Как и все в этой жизни, события начались с вещей будничных и ничем не примечательных. Мы с Равилем слегка подзадержались за пивом – недалеко от Белорусского вокзала, рядом с часовым заводом, в полуподвальчике. Вы наверняка знаете это местечко. Пиво там разливает Фатима, женщина красивая, улыбчивая и, самое главное, к нам с Равилем относится с неизменным гостеприимством. Даже подарки дарит в дни рождения, естественно, когда эти дни мы отмечаем в ее подвальчике.
Сознательно говорю об этом столь подробно, поскольку все, что произошло позже, настолько выходило за рамки разумного, что мне просто необходимо как-то заземлить эти события, убедить самого себя, что я в здравом уме и твердом рассудке, что пива выпито не так уж много, бывали у нас посиделки и более обильные.
Разговор шел о мистике, но какой-то пустоватый, хотя время от времени Равиль меня предостерегал – не надо, дескать, об этом так подробно, не трогай понятия не то чтобы недоступные нам, из его слов выходило, что они нежелательные, почти запретные. Такая вот тональность проскальзывала в его словах.

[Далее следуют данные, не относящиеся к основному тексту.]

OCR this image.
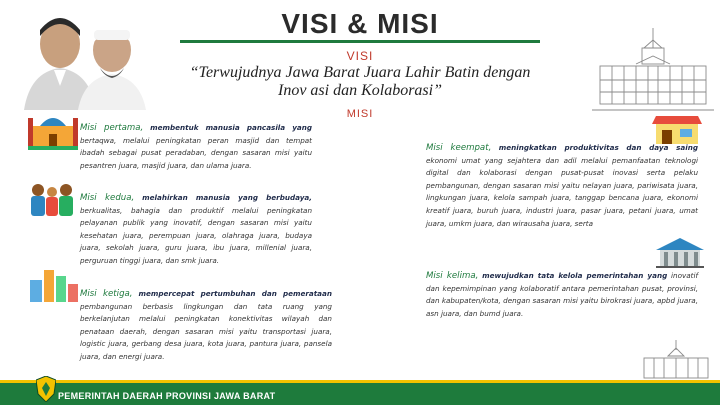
VISI & MISI
VISI
“Terwujudnya Jawa Barat Juara Lahir Batin dengan
Inov asi dan Kolaborasi”
MISI
Misi pertama, membentuk manusia pancasila yang bertaqwa, melalui peningkatan peran masjid dan tempat ibadah sebagai pusat peradaban, dengan sasaran misi yaitu pesantren juara, masjid juara, dan ulama juara.
Misi kedua, melahirkan manusia yang berbudaya, berkualitas, bahagia dan produktif melalui peningkatan pelayanan publik yang inovatif, dengan sasaran misi yaitu kesehatan juara, perempuan juara, olahraga juara, budaya juara, sekolah juara, guru juara, ibu juara, millenial juara, perguruan tinggi juara, dan smk juara.
Misi ketiga, mempercepat pertumbuhan dan pemerataan pembangunan berbasis lingkungan dan tata ruang yang berkelanjutan melalui peningkatan konektivitas wilayah dan penataan daerah, dengan sasaran misi yaitu transportasi juara, logistic juara, gerbang desa juara, kota juara, pantura juara, pansela juara, dan energi juara.
Misi keempat, meningkatkan produktivitas dan daya saing ekonomi umat yang sejahtera dan adil melalui pemanfaatan teknologi digital dan kolaborasi dengan pusat-pusat inovasi serta pelaku pembangunan, dengan sasaran misi yaitu nelayan juara, pariwisata juara, lingkungan juara, kelola sampah juara, tanggap bencana juara, ekonomi kreatif juara, buruh juara, industri juara, pasar juara, petani juara, umat juara, umkm juara, dan wirausaha juara, serta
Misi kelima, mewujudkan tata kelola pemerintahan yang inovatif dan kepemimpinan yang kolaboratif antara pemerintahan pusat, provinsi, dan kabupaten/kota, dengan sasaran misi yaitu birokrasi juara, apbd juara, asn juara, dan bumd juara.
PEMERINTAH DAERAH PROVINSI JAWA BARAT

– Почему? – уже в легком пивном хмелю удивлялся я.
– Слушают, – отвечал Равиль вполголоса.
– Кто?
– Они.
– Здесь?
– Они всегда рядом, любят слушать такие разговоры. Их прямо водит от хохота.
– А что еще любят?
– Они вообще любопытные ребята… Иногда до неприличия. Например, когда мужчина с женщиной… Ну, ты понимаешь… От этого зрелища их просто не оторвать.

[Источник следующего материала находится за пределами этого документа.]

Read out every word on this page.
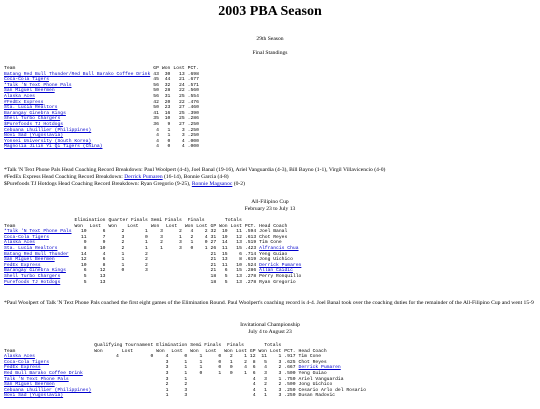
2003 PBA Season
29th Season
Final Standings
Team	GP	Won	Lost	PCT.
Batang Red Bull Thunder/Red Bull Barako Coffee Drink	43	30	13	.698
Coca-Cola Tigers	45	44	21	.677
*Talk 'N Text Phone Pals	56	32	24	.571
San Miguel Beermen	50	28	22	.560
Alaska Aces	56	31	25	.554
#FedEx Express	42	20	22	.476
Sta. Lucia Realtors	50	23	27	.460
Barangay Ginebra Kings	41	16	25	.390
Shell Turbo Chargers	35	10	25	.286
$Purefoods TJ Hotdogs	36	9	27	.250
Cebuana Lhuillier (Philippines)	4	1	3	.250
Novi Sad (Yugoslavia)	4	1	3	.250
Yonsei University (South Korea)	4	0	4	.000
Magnolia Jilin Yi Qi Tigers (China)	4	0	4	.000
*Talk 'N Text Phone Pals Head Coaching Record Breakdown: Paul Woolpert (4-4), Joel Banal (19-16), Ariel Vanguardia (4-3), Bill Bayno (1-1), Virgil Villavicencio (4-0)
#FedEx Express Head Coaching Record Breakdown: Derrick Pumaren (16-14), Bonnie Garcia (4-8)
$Purefoods TJ Hotdogs Head Coaching Record Breakdown: Ryan Gregorio (9-25), Ronnie Magsanoc (0-2)
All-Filipino Cup
February 23 to July 13
	Elimination		Quarter Finals		Semi Finals		Finals		Totals				
Team	Won	Lost	Won	Lost	Won	Lost	Won	Lost	GP	Won	Lost	PCT.	Head Coach
*Talk 'N Text Phone Pals	10	6	2	1	3	2	4	2	32	19	11	.594	Joel Banal
Coca-Cola Tigers	11	7	3	0	3	1	2	4	31	19	12	.613	Chot Reyes
Alaska Aces	9	9	2	1	2	3	1	0	27	14	13	.519	Tim Cone
Sta. Lucia Realtors	8	10	2	1	1	3	0	1	26	11	15	.423	Alfrancis Chua
Batang Red Bull Thunder	14	4	1	2					21	15	6	.714	Yeng Guiao
San Miguel Beermen	12	6	1	2					21	13	8	.619	Jong Uichico
FedEx Express	10	8	1	2					21	11	10	.524	Derrick Pumaren
Barangay Ginebra Kings	6	12	0	3					21	6	15	.286	Allan Caidic
Shell Turbo Chargers	5	13							18	5	13	.278	Perry Ronquillo
Purefoods TJ Hotdogs	5	13							18	5	13	.278	Ryan Gregorio
*Paul Woolpert of Talk 'N Text Phone Pals coached the first eight games of the Elimination Round. Paul Woolpert's coaching record is 4-4. Joel Banal took over the coaching duties for the remainder of the All-Filipino Cup and went 15-9
Invitational Championship
July 4 to August 23
	Qualifying Tournament		Elimination		Semi Finals		Finals		Totals				
Team	Won	Lost	Won	Lost	Won	Lost	Won	Lost	GP	Won	Lost	PCT.	Head Coach
Alaska Aces	4	0	4	0	1	0	2	1	12	11	1	.917	Tim Cone
Coca-Cola Tigers			3	1	1	0	1	2	8	5	3	.625	Chot Reyes
FedEx Express			3	1	1	0	0	4	6	4	2	.667	Derrick Pumaren
Red Bull Barako Coffee Drink			3	1	0	1	0	1	6	3	3	.500	Yeng Guiao
Talk 'N Text Phone Pals			3	1					4	3	1	.750	Ariel Vanguardia
San Miguel Beermen			2	2					4	2	2	.500	Jong Uichico
Cebuana Lhuillier (Philippines)			1	3					4	1	3	.250	Cesario Arlo del Rosario
Novi Sad (Yugoslavia)			1	3					4	1	3	.250	Dusan Radovic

– Надо же, – озадачился я и замолчал, поскольку Фатима принесла пиво и фисташки.
В общем, поговорили.
Мне кажется иногда, что во время таких пивных бесед мы с Равилем сделали немало открытий, проникли в те области бытия, в которые человеку пока еще вход закрыт. Ах, если бы вовремя догадаться да не полениться и записать наши прозрения, а то и запатентовать… Хотя, наверно, все-таки не стоит этим заниматься, открытия наши явно преждевременные, до них дойдет дело лет через сто, если не через тысячу, а то, что мы прорвались в эту область сегодня, дело случайное, результат гула электричек, улыбки Фатимы, прочих совершенно неуловимых обстоятельств, которые тем не менее влияют на человеческую психику, разум, интуицию, особенно, когда все это обострено светлым «Невским»…
Электричка моя отходила в двадцать пятьдесят две, на нее я и надеялся попасть. Фатиму мы покинули за полчаса до закрытия подвальчика и пришли на платформу перед самым отправлением. Равиль проводил меня до первого вагона, пожелал счастливой дороги, потряс в воздухе розовым, дымящимся на морозе кулаком, двери закрылись с мягким резиновым хлопком, и электричка тронулась. Все было прекрасно, и через двадцать минут я должен был сойти на платформе Немчиновка, где и проживал последнее время.
Снова прошу прощения за излишние, может быть, подробности, но без них я не могу продолжать, тут же начинаю сомневаться в том, что видел, что слышал и вообще во всем, что со мной произошло в эти дни.
Время было достаточно позднее, пассажиров в вагоне оказалось немного, человек десять-двенадцать, и, выбрав сидение у окна, я вжался в угол. Вагон попался тихий, не гудящий, окно не запотевало, видимо, хорошо было подогнано, что, как вы знаете, бывает нечасто. Вечерние огни делали Москву почти праздничной, и даже серые вытоптанные снега казались нарядными, словно обещали скорый праздник.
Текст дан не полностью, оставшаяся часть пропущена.